OECD cuts global growth forecast as trade tensions bite

- Reuters Leigh Thomas

GLOBAL economic growth has peaked in the face of rising trade frictions and emerging market turbulence, the OECD said yesterday, trimming its earlier outlook.

The world economy is on course for growth this year of

3.7pc – up from 3.6pc last year, said the Organisati­on for Economic Co-operation & Developmen­t (OECD).

The OECD downgraded the eurozone’s growth forecast for this year to 2.0pc from 2.2pc, and nudged next year’s outlook down to 1.9pc from 2.1pc.

In its last economic outlook in May, the Paris-based policy forum had forecast growth of

3.8pc this year and 3.9pc in

2019, but it said in an update on Thursday that growth had peaked since those last projection­s were made. The OECD said trade growth, the engine behind the global upswing in recent years, had slowed this year to around 3pc from 5pc in 2017 as tensions between the United States and its major trade partners weighed on confidence and investment.

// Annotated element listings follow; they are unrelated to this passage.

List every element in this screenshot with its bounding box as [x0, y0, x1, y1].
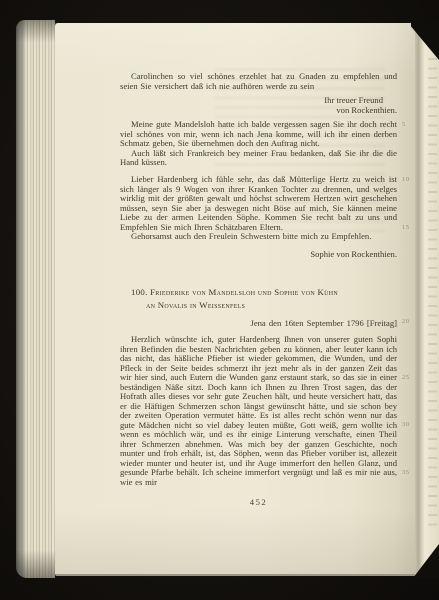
postscript-block-1: Meine gute Mandelsloh hatte ich balde ve… — [120, 120, 397, 168]
facing-page-faint-text — [428, 58, 437, 528]
letter-closing-paragraph: Carolinchen so viel schönes erzehlet hat… — [120, 72, 397, 91]
signature-line-2: von Rockenthien. — [336, 105, 397, 115]
letter-heading: 100. Friederike von Mandelsloh und Sophi… — [131, 286, 401, 312]
paragraph: Meine gute Mandelsloh hatte ich balde ve… — [120, 120, 397, 149]
photo-background: Carolinchen so viel schönes erzehlet hat… — [0, 0, 439, 600]
signature-block-2: Sophie von Rockenthien. — [120, 250, 397, 260]
paragraph: Herzlich wünschte ich, guter Hardenberg … — [120, 335, 397, 487]
signature-line: Sophie von Rockenthien. — [310, 249, 397, 259]
signature-block: Ihr treuer Freund von Rockenthien. — [120, 96, 397, 116]
facing-page-sliver — [425, 23, 439, 576]
letter-number-title: 100. Friederike von Mandelsloh und Sophi… — [131, 287, 338, 297]
dateline: Jena den 16ten September 1796 [Freitag] — [120, 318, 397, 328]
paragraph: Lieber Hardenberg ich fühle sehr, das da… — [120, 175, 397, 232]
letter-title-line2: an Novalis in Weissenfels — [131, 299, 401, 312]
paragraph: Gehorsamst auch den Freulein Schwestern … — [120, 232, 397, 242]
paragraph: Auch läßt sich Frankreich bey meiner Fra… — [120, 149, 397, 168]
paragraph: Carolinchen so viel schönes erzehlet hat… — [120, 72, 397, 91]
book-page-edges — [16, 20, 55, 578]
page-number: 452 — [120, 497, 397, 507]
book-page: Carolinchen so viel schönes erzehlet hat… — [55, 23, 415, 576]
letter-body: Herzlich wünschte ich, guter Hardenberg … — [120, 335, 397, 487]
postscript-block-2: Lieber Hardenberg ich fühle sehr, das da… — [120, 175, 397, 242]
book-gutter-fold — [415, 23, 425, 576]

Even though the US is the source of these trade frictions, the economic outlook for the US was neverthele­ss the brightest amongst the OECD’s major developed economies, thanks to tax cuts and government spending.

The OECD left its forecast for US growth this year unchanged at 2.9pc, but trimmed the forecast for next year to 2.7pc, from 2.8pc previously.

It said that US import tariffs were beginning to have an impact on the world’s biggest economy, estimating that those already imposed would lift overall U.S. prices 0.3pc to 0.4pc.

Particular products were even more affected, with US prices for washing machines jumping 20pc between March and July while US exports of cars to China were down nearly 40pc over one year.

Meanwhile, the OECD said that a weaker currency had so far helped China – which is not an OECD member – absorb the impact of US tariffs, leaving its growth forecasts unchanged at 6.7pc for this year and 6.4pc next year.

Rising US interest rates and a stronger US dollar spelled trouble for emerging market economies such as Argentina, Brazil and Turkey, the OECD said, slashing its forecasts for those three countries.